West African Court Orders Release of Ousted Niger President, Calls for Reinstatement

Afaf Fahchouch
Afaf Fahchouch
3 Min Read

The West African Court declared on Friday that the detention of the ousted president of Niger, Mohamed Bazoum, and his family was arbitrary. The court called for the immediate reinstatement of Bazoum and demanded his unconditional release. Bazoum was ousted in a military coup on July 26, and he, along with his family, has been in detention without access to basic amenities such as running water and electricity.

The military coup that led to Bazoum’s removal faced widespread condemnation, resulting in sanctions from the Economic Community of West Africa States (Ecowas). Calls for the release of Bazoum and the restoration of democratic rule echoed internationally. Bazoum and his family brought their case before the Ecowas Court of Justice in September.

Judge Gberi-Be Ouattara, in a historic legal condemnation of Niger’s self-appointed military rulers, ordered the junta to re-establish constitutional order by reinstating Bazoum. The court’s decision, coming from the regional body’s main jurisdiction, is final and cannot be appealed. The junta is given a one-month deadline to communicate how it intends to execute the court’s order.

Bazoum, his wife, and son are reportedly held in the presidential residence in Niamey, the capital of Niger. They have been denied the opportunity to meet with a magistrate or informed about any legal proceedings against them.

Mohamed Seydou Diagne, one of Bazoum’s lawyers, expressed that the ruling is a historic legal condemnation of Niger’s self-appointed military rulers.

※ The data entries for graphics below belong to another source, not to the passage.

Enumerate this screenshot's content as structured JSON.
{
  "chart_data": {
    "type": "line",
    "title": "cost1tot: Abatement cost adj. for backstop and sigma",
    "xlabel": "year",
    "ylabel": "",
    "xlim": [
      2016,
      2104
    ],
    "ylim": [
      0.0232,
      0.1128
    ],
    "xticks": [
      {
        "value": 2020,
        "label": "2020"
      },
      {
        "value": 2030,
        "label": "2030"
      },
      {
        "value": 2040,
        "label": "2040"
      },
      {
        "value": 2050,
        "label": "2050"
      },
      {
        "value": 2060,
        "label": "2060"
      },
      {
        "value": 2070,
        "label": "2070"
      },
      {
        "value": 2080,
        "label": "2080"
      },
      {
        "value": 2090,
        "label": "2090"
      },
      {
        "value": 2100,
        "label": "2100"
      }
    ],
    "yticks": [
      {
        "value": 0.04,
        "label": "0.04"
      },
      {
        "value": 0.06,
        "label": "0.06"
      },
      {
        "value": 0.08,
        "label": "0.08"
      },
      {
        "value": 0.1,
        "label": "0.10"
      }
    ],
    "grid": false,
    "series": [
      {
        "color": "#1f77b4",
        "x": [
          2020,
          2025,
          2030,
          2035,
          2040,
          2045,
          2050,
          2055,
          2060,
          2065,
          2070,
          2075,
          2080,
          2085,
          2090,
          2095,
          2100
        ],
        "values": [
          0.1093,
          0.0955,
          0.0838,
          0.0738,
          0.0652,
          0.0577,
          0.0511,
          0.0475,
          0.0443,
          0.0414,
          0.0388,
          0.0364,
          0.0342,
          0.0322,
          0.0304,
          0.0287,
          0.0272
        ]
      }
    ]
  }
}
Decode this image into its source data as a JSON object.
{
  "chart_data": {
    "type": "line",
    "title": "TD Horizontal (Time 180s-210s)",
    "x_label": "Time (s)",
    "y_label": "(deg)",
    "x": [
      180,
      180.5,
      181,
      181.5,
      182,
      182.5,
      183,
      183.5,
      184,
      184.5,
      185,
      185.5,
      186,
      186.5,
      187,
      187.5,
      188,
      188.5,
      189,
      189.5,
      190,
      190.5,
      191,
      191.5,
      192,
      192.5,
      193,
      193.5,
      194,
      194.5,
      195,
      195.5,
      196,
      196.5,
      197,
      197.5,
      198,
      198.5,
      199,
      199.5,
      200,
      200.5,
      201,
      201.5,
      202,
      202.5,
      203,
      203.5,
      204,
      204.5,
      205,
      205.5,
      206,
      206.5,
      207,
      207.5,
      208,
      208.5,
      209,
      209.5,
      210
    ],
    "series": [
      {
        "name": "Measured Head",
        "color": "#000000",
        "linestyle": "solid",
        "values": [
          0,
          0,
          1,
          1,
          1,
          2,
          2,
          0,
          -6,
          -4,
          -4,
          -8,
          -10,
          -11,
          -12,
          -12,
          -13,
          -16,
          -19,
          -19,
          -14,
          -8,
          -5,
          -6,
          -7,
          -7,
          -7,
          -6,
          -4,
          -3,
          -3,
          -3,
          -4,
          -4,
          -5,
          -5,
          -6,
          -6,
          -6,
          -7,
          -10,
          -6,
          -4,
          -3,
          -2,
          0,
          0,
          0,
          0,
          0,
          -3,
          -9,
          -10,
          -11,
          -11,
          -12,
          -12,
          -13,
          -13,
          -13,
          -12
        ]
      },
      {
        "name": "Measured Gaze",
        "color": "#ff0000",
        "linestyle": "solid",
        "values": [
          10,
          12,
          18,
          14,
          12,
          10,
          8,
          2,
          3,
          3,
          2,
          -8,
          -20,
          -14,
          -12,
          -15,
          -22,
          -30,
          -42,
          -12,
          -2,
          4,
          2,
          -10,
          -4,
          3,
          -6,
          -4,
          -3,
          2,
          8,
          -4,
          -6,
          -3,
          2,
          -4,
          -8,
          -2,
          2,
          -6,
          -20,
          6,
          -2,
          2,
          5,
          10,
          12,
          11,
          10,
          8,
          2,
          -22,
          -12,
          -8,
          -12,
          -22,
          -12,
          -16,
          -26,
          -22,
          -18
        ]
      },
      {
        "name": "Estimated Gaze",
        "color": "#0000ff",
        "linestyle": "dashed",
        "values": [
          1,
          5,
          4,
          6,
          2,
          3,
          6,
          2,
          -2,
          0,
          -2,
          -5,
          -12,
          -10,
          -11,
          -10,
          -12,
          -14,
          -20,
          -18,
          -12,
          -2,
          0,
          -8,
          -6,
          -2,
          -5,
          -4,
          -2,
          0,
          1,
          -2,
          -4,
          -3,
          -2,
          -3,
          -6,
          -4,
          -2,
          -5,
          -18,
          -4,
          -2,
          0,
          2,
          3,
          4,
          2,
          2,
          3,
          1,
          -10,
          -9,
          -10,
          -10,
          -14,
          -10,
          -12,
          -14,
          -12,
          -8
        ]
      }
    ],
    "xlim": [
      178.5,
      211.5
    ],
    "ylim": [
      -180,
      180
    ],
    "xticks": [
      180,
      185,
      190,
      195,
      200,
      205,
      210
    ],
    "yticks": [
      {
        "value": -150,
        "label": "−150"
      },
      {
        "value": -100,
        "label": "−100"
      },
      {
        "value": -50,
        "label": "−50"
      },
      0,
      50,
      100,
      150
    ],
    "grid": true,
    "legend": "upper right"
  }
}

The Ecowas Court of Justice, through its decisive judgment, aims to restore democratic norms in the region.

Niger’s coup is part of a broader trend in West Africa, with neighboring Mali and Burkina Faso also witnessing military takeovers in recent years. The Ecowas summit held in Nigeria on Sunday established a committee of heads of state tasked with negotiating with Niger’s junta. The regional bloc is pushing for a swift return to constitutional order after the military seized power in July.

In a related development, Togo’s Foreign Minister, Robert Dussey, visited Niger to negotiate with the junta on behalf of Ecowas. Dussey announced that Niger’s military leaders have agreed on a plan for restoring democratic rule, which will be presented to Ecowas for approval. The international community continues to closely monitor the situation, emphasizing the importance of upholding democratic principles in the region.